Claim for damages – Action against attorney
Within the modern day’s fast paced legal profession clients are more often than not faced with betrayals by the very professional individuals paid to look after their best interest. As a layman you, the public at large, needs to be educated on the subject of professional negligence as to prevent physical, financial, emotional and legal comprised victimisation.
Professional negligence relates largely to the failure by an attorney or legal professional to act with the competence reasonably expected of ordinary members of the attorney’s or legal profession.
An attorney or legal professional’s liability arises out of contract and his or her exact duty towards his or her client depends upon what he or she is employed to do. In the performance of his or her duty or mandate, an attorney or legal professional holds himself or herself out to his or her clients as possessing the adequate skill, knowledge and learning for the purpose of conducting all business that he or she undertakes. If, therefore, he or she causes loss of damage to his or her client owning to a lack of such knowledge as he or she ought to possess, or the care he or she out to exercise, he or she is guilty of negligence giving rise to an action for damages by his or her client against him or her.
Compiled by: Yolandi Vosloo (LL. B); source: https://www.lexisnexis.co.za/
Van As v Kotze JOL 41713 (NCK)
Case Number: 1646 / 2015
Judgment Date: 05 / 04 / 2019
Country: South Africa
Jurisdiction: High Court
Division: Northern Cape, Kimberley
Bench: CJ Olivier J
Keywords: Personal Injury/ Delict – Claim for damages – Action against attorney – Alleged breach of mandate
The plaintiff’s parents owned a farm which had been in the possession of the family for 78 years.

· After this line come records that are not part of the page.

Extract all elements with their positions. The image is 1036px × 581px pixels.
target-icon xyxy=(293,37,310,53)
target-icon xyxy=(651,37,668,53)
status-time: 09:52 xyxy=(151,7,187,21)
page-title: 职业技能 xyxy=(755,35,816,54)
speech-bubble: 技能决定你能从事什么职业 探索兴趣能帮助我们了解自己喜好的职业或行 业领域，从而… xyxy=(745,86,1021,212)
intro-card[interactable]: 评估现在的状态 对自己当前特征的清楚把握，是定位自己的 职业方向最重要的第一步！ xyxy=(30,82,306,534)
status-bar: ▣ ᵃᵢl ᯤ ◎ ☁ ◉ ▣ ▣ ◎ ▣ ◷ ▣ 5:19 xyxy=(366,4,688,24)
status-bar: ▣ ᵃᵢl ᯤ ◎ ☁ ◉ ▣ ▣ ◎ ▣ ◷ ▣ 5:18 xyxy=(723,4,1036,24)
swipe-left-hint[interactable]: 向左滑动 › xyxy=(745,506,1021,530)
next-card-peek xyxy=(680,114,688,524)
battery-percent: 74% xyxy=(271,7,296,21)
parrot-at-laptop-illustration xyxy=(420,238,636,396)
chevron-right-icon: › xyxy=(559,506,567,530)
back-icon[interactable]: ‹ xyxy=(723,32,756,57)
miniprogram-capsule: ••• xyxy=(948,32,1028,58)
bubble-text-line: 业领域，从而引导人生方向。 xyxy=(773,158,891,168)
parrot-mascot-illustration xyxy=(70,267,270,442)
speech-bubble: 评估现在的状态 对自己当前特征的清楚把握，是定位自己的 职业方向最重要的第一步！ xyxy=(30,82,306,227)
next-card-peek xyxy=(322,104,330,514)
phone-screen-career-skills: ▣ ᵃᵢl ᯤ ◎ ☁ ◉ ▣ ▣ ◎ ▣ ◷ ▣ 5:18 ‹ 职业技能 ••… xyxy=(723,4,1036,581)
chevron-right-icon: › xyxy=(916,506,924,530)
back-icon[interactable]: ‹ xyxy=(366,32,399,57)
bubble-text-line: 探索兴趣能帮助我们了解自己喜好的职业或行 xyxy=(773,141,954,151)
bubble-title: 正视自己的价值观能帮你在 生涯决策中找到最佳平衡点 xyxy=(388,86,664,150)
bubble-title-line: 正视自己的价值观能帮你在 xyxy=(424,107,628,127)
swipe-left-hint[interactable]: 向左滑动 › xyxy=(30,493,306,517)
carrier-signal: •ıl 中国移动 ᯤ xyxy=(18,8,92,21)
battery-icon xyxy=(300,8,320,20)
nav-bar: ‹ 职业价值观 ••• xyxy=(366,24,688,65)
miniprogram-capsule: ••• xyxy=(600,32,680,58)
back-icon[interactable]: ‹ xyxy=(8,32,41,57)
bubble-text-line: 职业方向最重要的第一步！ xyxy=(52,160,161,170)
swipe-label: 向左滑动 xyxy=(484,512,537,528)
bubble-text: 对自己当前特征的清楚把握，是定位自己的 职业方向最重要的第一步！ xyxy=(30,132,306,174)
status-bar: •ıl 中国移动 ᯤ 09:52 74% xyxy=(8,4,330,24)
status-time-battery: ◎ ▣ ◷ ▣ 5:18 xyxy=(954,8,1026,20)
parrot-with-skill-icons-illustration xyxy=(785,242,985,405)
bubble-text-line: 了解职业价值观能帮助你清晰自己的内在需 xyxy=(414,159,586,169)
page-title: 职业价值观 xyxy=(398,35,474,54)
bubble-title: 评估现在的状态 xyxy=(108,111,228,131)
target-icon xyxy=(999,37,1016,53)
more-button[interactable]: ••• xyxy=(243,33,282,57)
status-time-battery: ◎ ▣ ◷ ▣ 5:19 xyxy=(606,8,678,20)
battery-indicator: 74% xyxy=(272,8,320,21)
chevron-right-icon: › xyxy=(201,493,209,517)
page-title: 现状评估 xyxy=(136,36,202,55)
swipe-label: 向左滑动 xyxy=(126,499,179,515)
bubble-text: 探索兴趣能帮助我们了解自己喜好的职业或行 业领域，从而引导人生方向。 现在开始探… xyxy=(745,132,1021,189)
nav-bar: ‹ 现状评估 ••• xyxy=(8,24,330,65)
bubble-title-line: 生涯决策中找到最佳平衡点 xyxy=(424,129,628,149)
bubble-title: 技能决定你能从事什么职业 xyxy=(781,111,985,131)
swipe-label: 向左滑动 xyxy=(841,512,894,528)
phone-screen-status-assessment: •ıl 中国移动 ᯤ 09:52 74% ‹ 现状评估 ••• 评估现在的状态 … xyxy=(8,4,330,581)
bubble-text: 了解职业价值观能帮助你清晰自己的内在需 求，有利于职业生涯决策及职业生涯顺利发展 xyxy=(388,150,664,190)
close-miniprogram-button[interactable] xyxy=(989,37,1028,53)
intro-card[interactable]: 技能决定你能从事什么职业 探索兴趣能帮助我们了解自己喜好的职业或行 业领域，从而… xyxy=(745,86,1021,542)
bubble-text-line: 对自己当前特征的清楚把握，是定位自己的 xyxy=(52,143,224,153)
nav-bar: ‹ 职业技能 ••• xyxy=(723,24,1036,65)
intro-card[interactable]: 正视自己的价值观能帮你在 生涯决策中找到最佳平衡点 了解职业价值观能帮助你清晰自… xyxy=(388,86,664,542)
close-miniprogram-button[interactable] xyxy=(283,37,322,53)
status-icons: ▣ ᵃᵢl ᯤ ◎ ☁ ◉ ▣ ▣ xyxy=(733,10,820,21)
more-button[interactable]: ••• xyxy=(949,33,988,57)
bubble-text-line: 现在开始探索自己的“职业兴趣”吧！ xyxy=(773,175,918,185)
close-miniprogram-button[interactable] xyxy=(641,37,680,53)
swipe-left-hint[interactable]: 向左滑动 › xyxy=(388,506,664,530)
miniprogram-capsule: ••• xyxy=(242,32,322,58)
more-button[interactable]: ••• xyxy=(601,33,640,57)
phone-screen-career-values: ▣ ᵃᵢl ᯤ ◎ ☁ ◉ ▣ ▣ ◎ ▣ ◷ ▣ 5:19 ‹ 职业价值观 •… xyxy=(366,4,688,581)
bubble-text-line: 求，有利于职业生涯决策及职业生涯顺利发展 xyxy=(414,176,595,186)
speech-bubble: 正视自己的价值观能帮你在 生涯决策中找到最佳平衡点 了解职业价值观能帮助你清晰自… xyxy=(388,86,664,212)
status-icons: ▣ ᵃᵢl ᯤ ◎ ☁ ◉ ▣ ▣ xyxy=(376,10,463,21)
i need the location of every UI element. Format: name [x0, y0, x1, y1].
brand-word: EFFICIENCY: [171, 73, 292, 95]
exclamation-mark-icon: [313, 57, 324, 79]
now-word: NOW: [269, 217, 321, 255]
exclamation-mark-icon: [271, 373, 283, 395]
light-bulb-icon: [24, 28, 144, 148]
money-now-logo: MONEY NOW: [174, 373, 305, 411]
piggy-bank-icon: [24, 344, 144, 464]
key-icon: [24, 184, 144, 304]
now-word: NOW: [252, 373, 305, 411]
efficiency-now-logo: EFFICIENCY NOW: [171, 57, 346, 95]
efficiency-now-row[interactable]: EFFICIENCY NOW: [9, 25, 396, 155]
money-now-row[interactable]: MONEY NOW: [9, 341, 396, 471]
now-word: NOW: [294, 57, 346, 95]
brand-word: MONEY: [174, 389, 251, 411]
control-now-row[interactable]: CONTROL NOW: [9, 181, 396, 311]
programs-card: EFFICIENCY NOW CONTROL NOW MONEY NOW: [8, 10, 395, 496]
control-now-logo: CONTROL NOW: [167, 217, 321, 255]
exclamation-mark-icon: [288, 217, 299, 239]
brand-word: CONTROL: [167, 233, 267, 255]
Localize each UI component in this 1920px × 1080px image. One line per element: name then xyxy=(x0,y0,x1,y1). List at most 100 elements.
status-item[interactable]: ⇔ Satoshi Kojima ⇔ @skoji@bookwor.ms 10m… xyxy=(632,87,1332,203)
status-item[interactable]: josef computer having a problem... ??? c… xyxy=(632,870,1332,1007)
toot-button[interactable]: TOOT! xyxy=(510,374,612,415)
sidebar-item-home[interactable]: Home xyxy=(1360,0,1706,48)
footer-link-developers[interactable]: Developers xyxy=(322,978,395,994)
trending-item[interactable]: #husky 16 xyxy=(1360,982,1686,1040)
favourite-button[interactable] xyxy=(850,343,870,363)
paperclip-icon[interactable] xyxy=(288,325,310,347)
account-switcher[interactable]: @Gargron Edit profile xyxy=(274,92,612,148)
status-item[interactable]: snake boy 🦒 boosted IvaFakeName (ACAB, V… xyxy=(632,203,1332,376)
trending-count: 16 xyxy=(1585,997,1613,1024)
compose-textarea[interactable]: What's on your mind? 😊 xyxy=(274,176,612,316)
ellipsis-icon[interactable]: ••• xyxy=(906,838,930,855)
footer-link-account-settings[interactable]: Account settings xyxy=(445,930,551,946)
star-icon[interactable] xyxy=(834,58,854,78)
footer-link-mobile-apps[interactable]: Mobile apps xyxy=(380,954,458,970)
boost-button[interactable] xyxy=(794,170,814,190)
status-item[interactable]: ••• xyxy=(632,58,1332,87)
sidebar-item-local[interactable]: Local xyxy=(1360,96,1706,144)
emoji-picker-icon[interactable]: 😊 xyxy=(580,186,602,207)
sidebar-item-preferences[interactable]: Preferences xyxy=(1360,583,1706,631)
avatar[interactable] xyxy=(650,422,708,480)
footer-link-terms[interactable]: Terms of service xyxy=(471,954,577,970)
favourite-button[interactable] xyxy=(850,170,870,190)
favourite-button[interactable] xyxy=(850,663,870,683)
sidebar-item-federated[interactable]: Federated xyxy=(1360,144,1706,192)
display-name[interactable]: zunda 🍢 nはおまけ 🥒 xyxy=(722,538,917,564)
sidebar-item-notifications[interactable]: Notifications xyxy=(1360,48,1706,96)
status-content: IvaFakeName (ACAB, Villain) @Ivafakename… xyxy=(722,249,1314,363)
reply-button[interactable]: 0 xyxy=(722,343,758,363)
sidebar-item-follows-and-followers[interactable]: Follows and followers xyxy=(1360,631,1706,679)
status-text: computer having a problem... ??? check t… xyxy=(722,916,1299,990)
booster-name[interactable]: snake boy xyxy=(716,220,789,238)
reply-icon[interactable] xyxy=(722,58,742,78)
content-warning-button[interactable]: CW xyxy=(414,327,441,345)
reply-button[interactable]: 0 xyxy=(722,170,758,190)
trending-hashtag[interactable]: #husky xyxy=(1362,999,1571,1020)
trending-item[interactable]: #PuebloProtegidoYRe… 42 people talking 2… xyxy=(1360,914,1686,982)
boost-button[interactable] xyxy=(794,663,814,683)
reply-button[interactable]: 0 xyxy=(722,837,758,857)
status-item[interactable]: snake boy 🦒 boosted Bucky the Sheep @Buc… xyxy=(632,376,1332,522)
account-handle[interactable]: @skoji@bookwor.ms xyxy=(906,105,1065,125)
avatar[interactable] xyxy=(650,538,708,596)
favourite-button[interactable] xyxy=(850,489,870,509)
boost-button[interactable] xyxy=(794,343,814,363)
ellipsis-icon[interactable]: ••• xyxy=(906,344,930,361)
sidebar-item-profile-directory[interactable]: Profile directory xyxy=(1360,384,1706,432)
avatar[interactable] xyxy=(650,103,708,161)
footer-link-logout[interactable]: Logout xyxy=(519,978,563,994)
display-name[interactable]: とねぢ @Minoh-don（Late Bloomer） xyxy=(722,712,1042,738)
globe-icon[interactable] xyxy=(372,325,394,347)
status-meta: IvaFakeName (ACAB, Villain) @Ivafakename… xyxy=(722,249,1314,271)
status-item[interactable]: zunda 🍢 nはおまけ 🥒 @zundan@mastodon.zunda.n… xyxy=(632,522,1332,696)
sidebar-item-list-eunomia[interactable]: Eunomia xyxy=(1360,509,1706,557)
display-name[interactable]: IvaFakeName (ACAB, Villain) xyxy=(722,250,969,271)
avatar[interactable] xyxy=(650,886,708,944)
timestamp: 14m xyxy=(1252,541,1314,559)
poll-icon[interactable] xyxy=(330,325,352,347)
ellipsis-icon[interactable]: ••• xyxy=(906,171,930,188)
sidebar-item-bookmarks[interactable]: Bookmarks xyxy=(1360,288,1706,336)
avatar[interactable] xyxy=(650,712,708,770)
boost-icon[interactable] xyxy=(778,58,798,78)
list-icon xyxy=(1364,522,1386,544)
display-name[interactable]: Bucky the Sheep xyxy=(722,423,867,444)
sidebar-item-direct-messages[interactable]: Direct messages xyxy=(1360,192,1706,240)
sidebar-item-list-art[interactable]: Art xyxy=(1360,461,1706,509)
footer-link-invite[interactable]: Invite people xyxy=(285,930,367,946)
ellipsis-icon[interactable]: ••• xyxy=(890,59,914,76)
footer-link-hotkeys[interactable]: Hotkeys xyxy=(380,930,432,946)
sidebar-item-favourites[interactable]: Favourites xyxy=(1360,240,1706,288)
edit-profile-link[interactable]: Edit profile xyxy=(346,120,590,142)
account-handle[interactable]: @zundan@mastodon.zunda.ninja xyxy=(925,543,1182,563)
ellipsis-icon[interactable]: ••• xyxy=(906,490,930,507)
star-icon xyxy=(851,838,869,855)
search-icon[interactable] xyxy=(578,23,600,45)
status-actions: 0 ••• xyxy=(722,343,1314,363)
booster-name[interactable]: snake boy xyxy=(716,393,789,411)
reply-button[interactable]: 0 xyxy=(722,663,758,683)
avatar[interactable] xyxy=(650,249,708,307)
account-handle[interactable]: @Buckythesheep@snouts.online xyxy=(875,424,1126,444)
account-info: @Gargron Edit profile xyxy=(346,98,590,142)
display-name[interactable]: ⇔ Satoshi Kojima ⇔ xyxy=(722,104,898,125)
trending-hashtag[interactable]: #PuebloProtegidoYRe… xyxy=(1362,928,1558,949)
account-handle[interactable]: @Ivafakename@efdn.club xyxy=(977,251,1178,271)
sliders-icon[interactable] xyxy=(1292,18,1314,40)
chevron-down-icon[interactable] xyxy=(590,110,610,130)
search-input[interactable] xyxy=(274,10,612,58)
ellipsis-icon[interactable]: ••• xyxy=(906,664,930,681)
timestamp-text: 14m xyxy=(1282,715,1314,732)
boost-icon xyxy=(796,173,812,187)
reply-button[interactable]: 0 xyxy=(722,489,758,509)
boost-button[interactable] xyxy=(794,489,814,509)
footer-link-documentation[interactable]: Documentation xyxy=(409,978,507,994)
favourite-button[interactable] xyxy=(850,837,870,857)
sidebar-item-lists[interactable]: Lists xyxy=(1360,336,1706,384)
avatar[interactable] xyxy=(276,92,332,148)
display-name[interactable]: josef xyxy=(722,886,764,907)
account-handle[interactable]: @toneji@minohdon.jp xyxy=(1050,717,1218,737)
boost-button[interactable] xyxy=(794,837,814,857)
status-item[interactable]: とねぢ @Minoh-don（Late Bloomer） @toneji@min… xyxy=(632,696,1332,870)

In 2009, the farm was sold to an iron ore company (“Sishen”). The sale agreement provided that the sellers could carry on occupying the farm for a period of five years in terms of a lease and the farm could be bought back after the completion of building of a railway line, but within a period of five years of the conclusion of the sale agreement. Notice of the intention to exercise the option would have to be given to Sishen at least three months prior to the expiry of the five year period from the date of the conclusion of the contract. The plan was for the option to be ceded to the plaintiff and for him to eventually exercise it, and to become the owner of the family farm.
The defendant, an attorney, drew up a cession agreement, which provided for the cession of the option to the plaintiff. The option lapsed late in March 2014, without having been exercised. The plaintiff eventually had to vacate the farm. In August 2015, he issued summons against the defendant, claiming damages in an amount of R5 618 545.90. His main cause of action was that the defendant failed to execute an instruction to take steps to ensure the exercise of the option. In the alternative, the plaintiff relied on a breach of an alleged duty of care on the part of the defendant. The quantum of the damages was settled, and only the liability of the defendant remained in dispute.
Held that the version of the plaintiff, as corroborated by his mother, appeared to have been rehearsed. The court could not reject the defendant’s averment that the cession agreement was signed by all parties concerned on 20 April 2012.
The plaintiff’s main cause of action was based on the breach of a mandate allegedly given to the defendant expressly. However, the evidence showed that there was no meeting of the minds regarding the alleged mandate, and no enforceable mandate agreement would have come into existence.
Imposing a duty of care on the defendant in the circumstances of this case would be unfair and unreasonable.
The plaintiff’s claims were dismissed with costs.